SEOUL: North Korea would bolster its defences against the United States and consider restarting “all temporally-suspended activities,” state media KCNA reported Thursday, an apparent reference to a self-imposed moratorium on testing its nuclear weapons and long-range missiles.

Tension has been rising over a recent series of North Korean missile tests. A US push for fresh sanctions was followed by heated reaction from Pyongyang, raising the spectre of a return to the period of so-called “fire and fury” threats of 2017.

North Korean leader Kim Jong Un convened a meeting of the powerful politburo of the ruling Workers’ Party on Wednesday to discuss “important policy issues,” including countermeasures over “hostile” US policy, the official KCNA news agency said.

The politburo ordered a reconsideration of trust-building measures and “promptly examining the issue of restarting all temporally-suspended activities,” while calling for “immediately bolstering more powerful physical means,” KCNA said.

The decision appears to be a step beyond Kim’s previous remarks at the end of 2019 that he would no longer be bound by the moratorium on testing nuclear warheads and long-range intercontinental ballistic missiles (ICBMs), after the United States did not respond to calls for concessions to reopen negotiations.

Read more: North Korea tests railway-borne missile in latest launch

Washington’s hostility and threats had “reached a danger line,” the report said, citing joint US-South Korea military exercises, the deployment of cutting-edge US strategic weapons in the region, and the implementation of independent and U.N. sanctions.

“We should make more thorough preparation for a long-term confrontation with the US imperialists,” the politburo concluded.

North Korea’s warning came hours before the United Nations Security Council was due to convene a closed-door meeting on Thursday to discuss the recent missile tests, at the request of the United States and several other countries.

The US State Department and White House did not immediately respond to a request for comment.
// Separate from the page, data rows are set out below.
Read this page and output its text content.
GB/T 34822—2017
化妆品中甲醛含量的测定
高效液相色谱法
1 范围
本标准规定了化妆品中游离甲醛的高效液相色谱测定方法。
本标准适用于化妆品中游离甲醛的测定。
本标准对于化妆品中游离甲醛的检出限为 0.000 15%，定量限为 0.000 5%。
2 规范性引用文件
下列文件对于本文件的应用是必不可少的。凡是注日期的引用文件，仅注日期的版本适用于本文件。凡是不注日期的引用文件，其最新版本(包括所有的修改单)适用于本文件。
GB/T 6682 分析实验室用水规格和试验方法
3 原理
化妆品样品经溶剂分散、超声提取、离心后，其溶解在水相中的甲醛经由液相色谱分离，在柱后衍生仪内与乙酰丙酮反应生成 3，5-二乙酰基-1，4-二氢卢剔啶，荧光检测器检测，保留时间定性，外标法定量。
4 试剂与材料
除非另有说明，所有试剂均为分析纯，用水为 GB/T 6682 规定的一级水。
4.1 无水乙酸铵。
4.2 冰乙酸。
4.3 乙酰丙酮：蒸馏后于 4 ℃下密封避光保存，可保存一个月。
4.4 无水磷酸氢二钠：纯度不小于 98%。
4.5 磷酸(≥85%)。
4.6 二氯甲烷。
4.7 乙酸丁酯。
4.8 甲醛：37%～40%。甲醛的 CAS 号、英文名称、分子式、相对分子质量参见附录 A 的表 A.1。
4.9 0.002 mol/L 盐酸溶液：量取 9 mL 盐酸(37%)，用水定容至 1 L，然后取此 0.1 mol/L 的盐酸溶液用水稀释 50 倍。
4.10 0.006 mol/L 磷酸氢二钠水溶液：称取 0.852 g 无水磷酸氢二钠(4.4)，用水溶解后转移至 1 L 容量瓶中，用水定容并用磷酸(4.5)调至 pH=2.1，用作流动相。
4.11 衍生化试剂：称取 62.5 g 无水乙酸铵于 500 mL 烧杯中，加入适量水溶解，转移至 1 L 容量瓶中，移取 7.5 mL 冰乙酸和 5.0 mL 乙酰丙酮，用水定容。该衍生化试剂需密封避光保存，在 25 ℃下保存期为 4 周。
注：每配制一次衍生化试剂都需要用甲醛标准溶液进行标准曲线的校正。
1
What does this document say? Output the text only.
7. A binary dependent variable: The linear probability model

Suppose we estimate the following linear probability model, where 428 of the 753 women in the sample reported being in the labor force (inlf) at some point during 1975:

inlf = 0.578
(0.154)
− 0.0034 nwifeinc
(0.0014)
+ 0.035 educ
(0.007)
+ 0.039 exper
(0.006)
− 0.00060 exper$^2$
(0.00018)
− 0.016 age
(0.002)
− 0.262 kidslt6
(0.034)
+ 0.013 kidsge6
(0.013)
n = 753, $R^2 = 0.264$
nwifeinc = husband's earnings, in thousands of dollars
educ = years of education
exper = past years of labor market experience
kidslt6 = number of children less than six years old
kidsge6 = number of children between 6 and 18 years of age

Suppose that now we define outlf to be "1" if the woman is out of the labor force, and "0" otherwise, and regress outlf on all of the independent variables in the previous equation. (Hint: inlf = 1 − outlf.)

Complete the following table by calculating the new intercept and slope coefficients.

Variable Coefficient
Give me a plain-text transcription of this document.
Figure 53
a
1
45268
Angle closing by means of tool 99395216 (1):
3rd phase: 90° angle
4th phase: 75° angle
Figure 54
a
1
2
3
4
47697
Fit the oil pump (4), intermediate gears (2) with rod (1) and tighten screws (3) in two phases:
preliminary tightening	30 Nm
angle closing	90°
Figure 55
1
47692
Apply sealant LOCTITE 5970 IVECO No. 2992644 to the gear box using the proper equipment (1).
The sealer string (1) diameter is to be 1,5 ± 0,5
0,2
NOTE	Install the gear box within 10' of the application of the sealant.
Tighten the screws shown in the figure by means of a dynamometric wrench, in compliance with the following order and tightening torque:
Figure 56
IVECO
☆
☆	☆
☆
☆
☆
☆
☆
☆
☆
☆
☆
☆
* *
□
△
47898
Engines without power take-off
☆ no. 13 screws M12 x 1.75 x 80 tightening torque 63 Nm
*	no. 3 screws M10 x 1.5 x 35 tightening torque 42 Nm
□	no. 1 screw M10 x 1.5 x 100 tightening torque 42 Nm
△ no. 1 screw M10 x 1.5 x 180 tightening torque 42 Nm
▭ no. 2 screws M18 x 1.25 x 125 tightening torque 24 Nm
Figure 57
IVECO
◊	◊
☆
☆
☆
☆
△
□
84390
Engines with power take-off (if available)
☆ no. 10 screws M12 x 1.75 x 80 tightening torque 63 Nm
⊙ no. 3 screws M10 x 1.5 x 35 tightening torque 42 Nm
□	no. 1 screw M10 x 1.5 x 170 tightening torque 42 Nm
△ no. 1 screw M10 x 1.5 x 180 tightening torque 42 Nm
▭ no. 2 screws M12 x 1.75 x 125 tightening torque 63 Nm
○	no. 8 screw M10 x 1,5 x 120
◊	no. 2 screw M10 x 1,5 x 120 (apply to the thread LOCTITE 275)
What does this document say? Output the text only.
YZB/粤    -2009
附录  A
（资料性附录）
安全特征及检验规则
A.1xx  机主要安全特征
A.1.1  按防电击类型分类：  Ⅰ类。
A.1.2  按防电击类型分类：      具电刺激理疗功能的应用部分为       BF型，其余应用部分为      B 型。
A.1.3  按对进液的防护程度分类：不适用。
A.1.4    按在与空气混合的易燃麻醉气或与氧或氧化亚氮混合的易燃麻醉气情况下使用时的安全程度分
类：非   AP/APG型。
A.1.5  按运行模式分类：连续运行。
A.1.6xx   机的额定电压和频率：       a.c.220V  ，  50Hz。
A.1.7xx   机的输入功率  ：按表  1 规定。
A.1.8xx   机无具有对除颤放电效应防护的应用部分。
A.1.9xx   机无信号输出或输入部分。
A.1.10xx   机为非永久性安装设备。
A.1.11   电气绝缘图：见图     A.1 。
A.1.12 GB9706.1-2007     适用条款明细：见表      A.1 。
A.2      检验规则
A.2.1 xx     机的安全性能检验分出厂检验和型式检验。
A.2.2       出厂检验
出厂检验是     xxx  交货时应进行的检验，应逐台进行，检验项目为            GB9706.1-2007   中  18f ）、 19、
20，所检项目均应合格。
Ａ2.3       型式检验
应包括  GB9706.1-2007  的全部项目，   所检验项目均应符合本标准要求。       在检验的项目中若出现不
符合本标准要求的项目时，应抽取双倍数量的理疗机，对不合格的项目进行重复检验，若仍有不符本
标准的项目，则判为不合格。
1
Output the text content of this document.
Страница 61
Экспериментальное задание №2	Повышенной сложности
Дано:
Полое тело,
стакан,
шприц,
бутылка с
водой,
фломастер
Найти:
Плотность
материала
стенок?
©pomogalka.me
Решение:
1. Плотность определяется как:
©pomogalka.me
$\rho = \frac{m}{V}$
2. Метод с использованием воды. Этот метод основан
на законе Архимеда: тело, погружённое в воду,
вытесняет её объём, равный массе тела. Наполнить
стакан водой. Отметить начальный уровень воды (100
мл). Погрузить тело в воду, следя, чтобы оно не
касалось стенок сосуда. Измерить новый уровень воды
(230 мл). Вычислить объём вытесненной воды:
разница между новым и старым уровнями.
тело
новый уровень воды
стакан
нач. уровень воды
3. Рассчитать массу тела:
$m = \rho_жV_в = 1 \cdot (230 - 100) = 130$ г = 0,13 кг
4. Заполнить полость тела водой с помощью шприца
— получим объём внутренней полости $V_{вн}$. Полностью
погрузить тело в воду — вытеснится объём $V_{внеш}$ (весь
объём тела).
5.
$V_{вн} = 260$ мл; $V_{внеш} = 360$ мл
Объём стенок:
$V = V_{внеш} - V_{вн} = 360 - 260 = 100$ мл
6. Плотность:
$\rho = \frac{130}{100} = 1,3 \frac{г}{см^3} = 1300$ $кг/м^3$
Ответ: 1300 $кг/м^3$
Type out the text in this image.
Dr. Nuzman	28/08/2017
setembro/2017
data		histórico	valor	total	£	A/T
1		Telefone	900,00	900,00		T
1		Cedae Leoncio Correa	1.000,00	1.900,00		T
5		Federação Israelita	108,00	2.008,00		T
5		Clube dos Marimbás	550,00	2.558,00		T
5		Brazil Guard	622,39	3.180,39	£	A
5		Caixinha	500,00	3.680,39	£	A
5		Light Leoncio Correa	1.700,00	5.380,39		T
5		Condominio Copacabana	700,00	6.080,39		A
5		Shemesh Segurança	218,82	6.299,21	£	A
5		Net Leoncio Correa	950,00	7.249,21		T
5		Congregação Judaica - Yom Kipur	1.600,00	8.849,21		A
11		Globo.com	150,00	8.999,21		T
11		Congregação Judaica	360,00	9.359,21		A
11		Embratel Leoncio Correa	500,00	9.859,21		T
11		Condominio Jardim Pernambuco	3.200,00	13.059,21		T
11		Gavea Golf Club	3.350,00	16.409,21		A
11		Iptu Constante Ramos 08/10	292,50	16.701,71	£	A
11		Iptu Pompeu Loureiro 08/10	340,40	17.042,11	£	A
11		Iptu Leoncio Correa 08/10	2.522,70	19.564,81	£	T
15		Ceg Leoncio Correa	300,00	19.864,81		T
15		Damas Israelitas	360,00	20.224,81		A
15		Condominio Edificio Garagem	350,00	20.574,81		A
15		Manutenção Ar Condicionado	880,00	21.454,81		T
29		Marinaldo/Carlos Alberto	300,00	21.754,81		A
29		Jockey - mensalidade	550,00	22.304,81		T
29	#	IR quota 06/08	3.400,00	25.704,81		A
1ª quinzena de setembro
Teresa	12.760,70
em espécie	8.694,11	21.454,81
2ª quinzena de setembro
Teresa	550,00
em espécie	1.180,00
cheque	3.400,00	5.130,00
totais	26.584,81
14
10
President Joe Biden made no mention of North Korea during a nearly two-hour news conference on Wednesday held to mark his first year in office.

South Korea’s defence ministry said it is monitoring the North’s winter drills while maintaining readiness posture, calling the recent missile tests “serious threats.”

The Unification Ministry handling inter-Korean ties warned of further escalation, saying the peninsula should not go back to the confrontational past, and dialogue and diplomacy are the only way forward.

“We should brace for more sabre-rattling designed to create a warlike atmosphere — and possibly more provocation testing,” said Jean Lee, a fellow at the Washington-based Wilson Center, adding that Kim will use every opportunity to justify further weapons testing.